現実ではまず見かけないから、気になったんだろうね。
さっきの質問からしばらく経過した後…。
「これは…、どういう嗜好なのかしら? う~ん、難しいわ」
独り言を漏らす千春さん。
「母さん? 今度はどうしたのよ?」
千夏さんが気になったので尋ねる。
「女の子の体に、お〇ん〇んが付いてるのよ。一体、どういう事なの?」
初めて観たら驚くだろうね…。
「それはね…、ふ〇なりっていうのよ」
「ふ〇なり?」
「そう。マニアックなジャンルなのは否めないわ…」
「…まだまだ知らないことが、たくさんあるのね」
千春さんは、漫画などの2次元に縁がない。なので男の娘やふ〇なりといった、非現実的なことを受け入れるのに慣れていないようだ。

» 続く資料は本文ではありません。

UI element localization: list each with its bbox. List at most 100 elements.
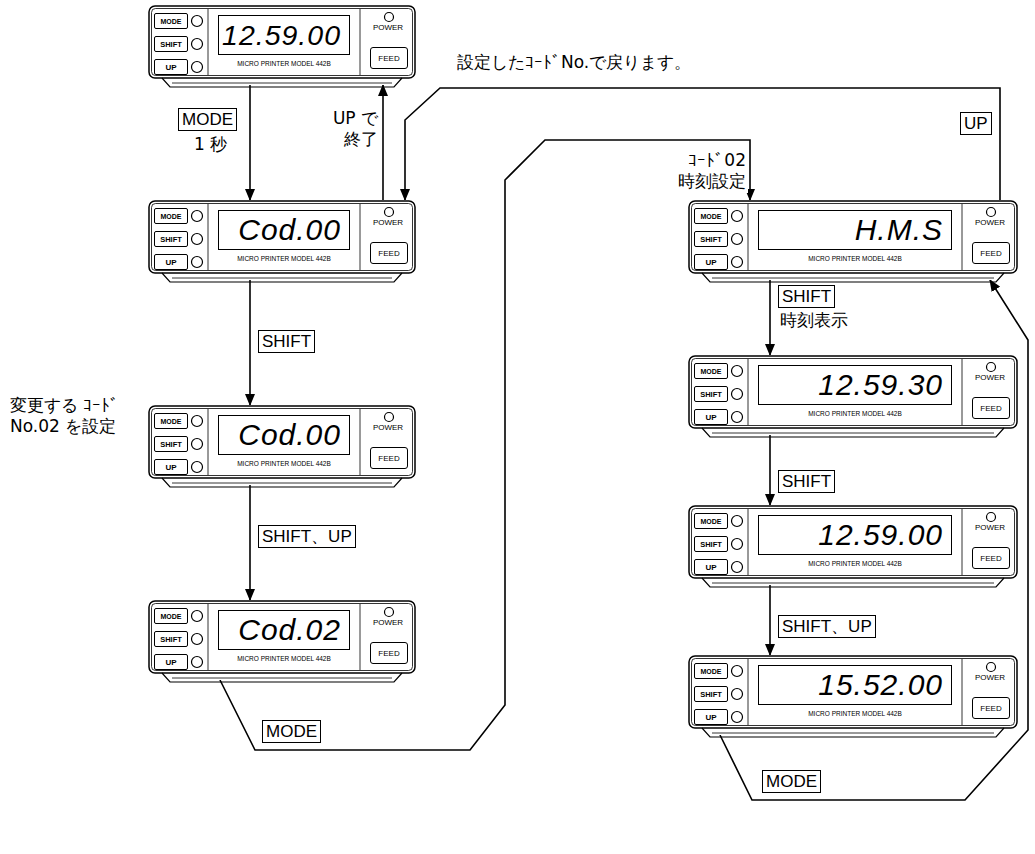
display-readout: Cod.02 [238,613,341,647]
display-window: 12.59.00 [758,515,952,555]
shift-key: SHIFT [694,686,728,702]
key-caption: UP [165,63,176,72]
up-key: UP [694,559,728,575]
power-label: POWER [362,218,414,227]
key-name-label: SHIFT [258,330,315,353]
power-label: POWER [362,423,414,432]
up-key: UP [154,654,188,670]
key-caption: FEED [980,249,1001,258]
display-window: 12.59.00 [218,15,350,55]
mode-key: MODE [154,413,188,429]
shift-key: SHIFT [154,231,188,247]
mode-key: MODE [154,13,188,29]
power-label: POWER [964,673,1016,682]
key-caption: MODE [161,18,182,25]
note-label: ｺｰﾄﾞ02 時刻設定 [668,150,748,193]
key-caption: UP [705,413,716,422]
up-key: UP [154,59,188,75]
key-name-label: SHIFT [778,470,835,493]
mode-key: MODE [694,363,728,379]
key-caption: MODE [161,418,182,425]
key-name-label: UP [960,112,992,135]
key-caption: SHIFT [700,690,722,699]
model-label: MICRO PRINTER MODEL 442B [750,410,960,417]
up-key: UP [154,254,188,270]
power-label: POWER [362,618,414,627]
printer-panel: POWERMICRO PRINTER MODEL 442BH.M.SMODESH… [688,200,1018,280]
mode-key: MODE [154,608,188,624]
flow-arrow [769,435,771,505]
model-label: MICRO PRINTER MODEL 442B [750,255,960,262]
key-caption: FEED [378,454,399,463]
key-caption: UP [165,658,176,667]
key-caption: FEED [378,649,399,658]
model-label: MICRO PRINTER MODEL 442B [210,460,358,467]
shift-key: SHIFT [154,631,188,647]
key-name-label: SHIFT、UP [258,525,356,548]
flow-arrow [405,88,1000,200]
shift-key: SHIFT [694,386,728,402]
printer-panel: POWER MICRO PRINTER MODEL 442B 12.59.00 MOD… [688,505,1018,585]
power-label: POWER [964,523,1016,532]
printer-panel: POWER MICRO PRINTER MODEL 442B Cod.02 MODE S… [148,600,416,680]
feed-key: FEED [370,47,408,69]
key-caption: FEED [980,554,1001,563]
key-caption: UP [705,258,716,267]
mode-key: MODE [694,513,728,529]
shift-key: SHIFT [154,36,188,52]
feed-key: FEED [370,642,408,664]
flow-arrow [382,85,384,200]
power-label: POWER [964,373,1016,382]
feed-key: FEED [370,242,408,264]
key-name-label: MODE [762,770,821,793]
printer-panel: POWER MICRO PRINTER MODEL 442B 12.59.00 MOD… [148,5,416,85]
display-readout: Cod.00 [238,213,341,247]
key-caption: SHIFT [160,440,182,449]
feed-key: FEED [972,547,1010,569]
display-readout: 15.52.00 [818,668,943,702]
flow-arrow [249,485,251,600]
key-caption: SHIFT [160,235,182,244]
up-key: UP [694,409,728,425]
flow-arrow [769,585,771,655]
feed-key: FEED [972,242,1010,264]
up-key: UP [694,254,728,270]
feed-key: FEED [972,397,1010,419]
display-readout: 12.59.30 [818,368,943,402]
feed-key: FEED [370,447,408,469]
key-name-label: MODE [262,720,321,743]
power-label: POWER [964,218,1016,227]
key-caption: MODE [701,518,722,525]
note-label: 設定したｺｰﾄﾞNo.で戻ります。 [455,52,693,73]
display-readout: 12.59.00 [818,518,943,552]
note-label: 1 秒 [192,134,229,155]
mode-key: MODE [154,208,188,224]
printer-panel: POWERMICRO PRINTER MODEL 442BCod.00MODES… [148,405,416,485]
display-readout: H.M.S [855,213,943,247]
display-window: H.M.S [758,210,952,250]
shift-key: SHIFT [694,536,728,552]
mode-key: MODE [694,208,728,224]
key-caption: SHIFT [700,540,722,549]
model-label: MICRO PRINTER MODEL 442B [210,255,358,262]
flow-arrow [769,280,771,355]
key-caption: MODE [701,213,722,220]
up-key: UP [154,459,188,475]
key-caption: SHIFT [700,390,722,399]
key-caption: FEED [980,704,1001,713]
flow-arrow [249,280,251,405]
power-label: POWER [362,23,414,32]
key-caption: MODE [701,368,722,375]
display-window: 15.52.00 [758,665,952,705]
note-label: 時刻表示 [778,310,850,331]
feed-key: FEED [972,697,1010,719]
model-label: MICRO PRINTER MODEL 442B [750,560,960,567]
model-label: MICRO PRINTER MODEL 442B [210,655,358,662]
flow-arrow [249,85,251,200]
key-caption: MODE [161,213,182,220]
up-key: UP [694,709,728,725]
display-window: Cod.02 [218,610,350,650]
printer-panel: POWER MICRO PRINTER MODEL 442B Cod.00 MODE S… [148,200,416,280]
model-label: MICRO PRINTER MODEL 442B [210,60,358,67]
shift-key: SHIFT [154,436,188,452]
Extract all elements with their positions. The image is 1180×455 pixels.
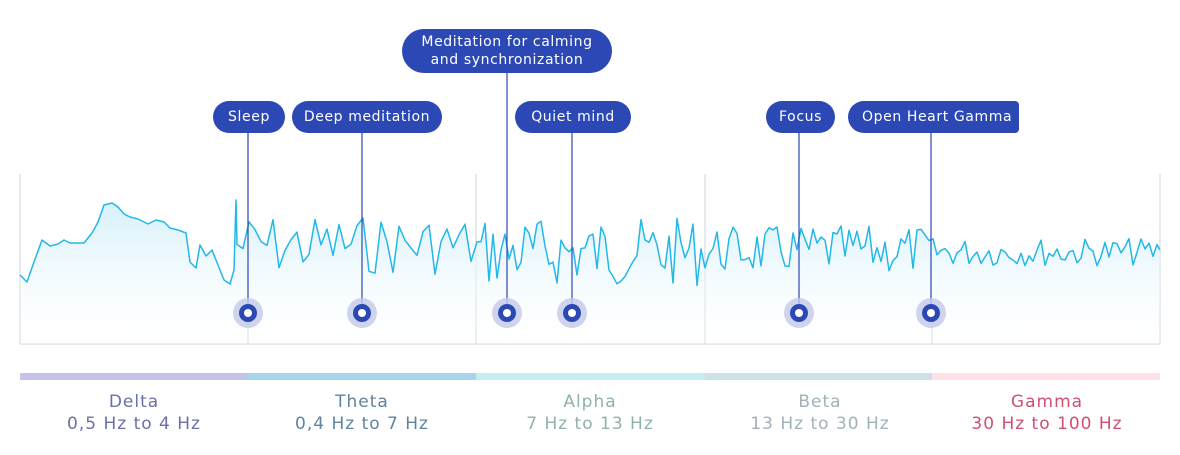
- marker-center-quiet-mind: [568, 309, 576, 317]
- marker-quiet-mind: [557, 298, 587, 328]
- band-bar-beta: [705, 373, 932, 380]
- band-theta-range: 0,4 Hz to 7 Hz: [295, 414, 429, 434]
- label-focus: Focus: [766, 101, 835, 133]
- band-delta-name: Delta: [108, 392, 160, 412]
- marker-sleep: [233, 298, 263, 328]
- marker-center-sleep: [244, 309, 252, 317]
- marker-center-deep-meditation: [358, 309, 366, 317]
- band-gamma-range: 30 Hz to 100 Hz: [971, 414, 1123, 434]
- band-bar-delta: [20, 373, 248, 380]
- band-gamma: Gamma 30 Hz to 100 Hz: [934, 391, 1160, 435]
- band-alpha-range: 7 Hz to 13 Hz: [526, 414, 654, 434]
- band-color-bar: [20, 373, 1160, 380]
- brainwave-signal-line: [19, 199, 1161, 287]
- marker-meditation-calming: [492, 298, 522, 328]
- band-bar-gamma: [932, 373, 1160, 380]
- label-quiet-mind: Quiet mind: [515, 101, 631, 133]
- marker-deep-meditation: [347, 298, 377, 328]
- band-delta-range: 0,5 Hz to 4 Hz: [67, 414, 201, 434]
- marker-center-meditation-calming: [503, 309, 511, 317]
- marker-open-heart-gamma: [916, 298, 946, 328]
- band-beta: Beta 13 Hz to 30 Hz: [706, 391, 934, 435]
- band-bar-alpha: [476, 373, 705, 380]
- band-beta-name: Beta: [798, 392, 842, 412]
- annotation-markers: [233, 298, 946, 328]
- label-sleep: Sleep: [213, 101, 285, 133]
- band-beta-range: 13 Hz to 30 Hz: [750, 414, 890, 434]
- band-gamma-name: Gamma: [1010, 392, 1084, 412]
- annotation-stems: [247, 73, 932, 305]
- wave-fill-area: [20, 200, 1160, 344]
- band-theta-name: Theta: [335, 392, 389, 412]
- band-alpha: Alpha 7 Hz to 13 Hz: [476, 391, 704, 435]
- band-alpha-name: Alpha: [563, 392, 617, 412]
- label-open-heart-gamma: Open Heart Gamma: [848, 101, 1019, 133]
- label-meditation-calming: Meditation for calming and synchronizati…: [402, 29, 612, 73]
- band-theta: Theta 0,4 Hz to 7 Hz: [248, 391, 476, 435]
- marker-center-focus: [795, 309, 803, 317]
- marker-center-open-heart-gamma: [927, 309, 935, 317]
- marker-focus: [784, 298, 814, 328]
- band-delta: Delta 0,5 Hz to 4 Hz: [20, 391, 248, 435]
- band-bar-theta: [248, 373, 476, 380]
- label-deep-meditation: Deep meditation: [292, 101, 442, 133]
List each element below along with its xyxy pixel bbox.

急かすことでもないし、温かい目で見守ったほうが良さそう。
「…ちょっと待って。男の娘とふ〇なりって、あんまり変わらないわよね?」
情報整理と気持ちを落ち着けた千春さんは、千夏さんに尋ねる。
男の娘は、女の子のような男の子。
対しふ〇なりは、女の子の体にモノが付いている。
どちらも、女の子のような外見は共通しているね。
「ぜんっぜん違う!」
千夏さんが強い口調で否定する。
「…え?」
ぽかんとした顔をする千春さん。
「体付きは、母さんが言う通り似てるわ。けど人格が全く違うの!」
千夏さんのスイッチが入ったようだ。口を挟んじゃいけないな。
「男の娘の人格は、男で固定よ。けどふ〇なりは違うわ。男の人格に膨らんだ胸やあそこがあるのと、女の人格に〇んぽがあるのとでは、話が違うでしょ?」
「…確かにそうね」
千春さんは少し考え込んでから答える。
「でしょ? いろんな人の嗜好に対応できるように、ジャンルもあるのよ」
…改めて、千夏さんのエロ知識にビックリしたよ。
少年漫画より、エロ本のほうが読み込んでるじゃ?
「…いけない。これ以上読んだら、夜ご飯が」
新たなエロ本を取ろうとした千春さんだったけど、急いでキッチンに向かう。
やっぱり主婦は大変だな…。一方、千夏さんは変わらず読み続ける。
…そういえば、このエロ本達はどこに保管してるんだろう?
前回のを合わせ、そこそこの冊数になったはずだけど…。
「千夏さん。このエロ本って、どこにしまってるの?」
「アタシと母さんの部屋の引き出しよ。何があっても、父さんに見つかる訳にはいかないからね。厳重に隠してるって訳よ」
「なるほど…」
納得の理由だけど、隠しきれなくなったらどうする気なんだろう?
そう疑問に思ったけど、他のエロ本が気になるので読み続けることにした。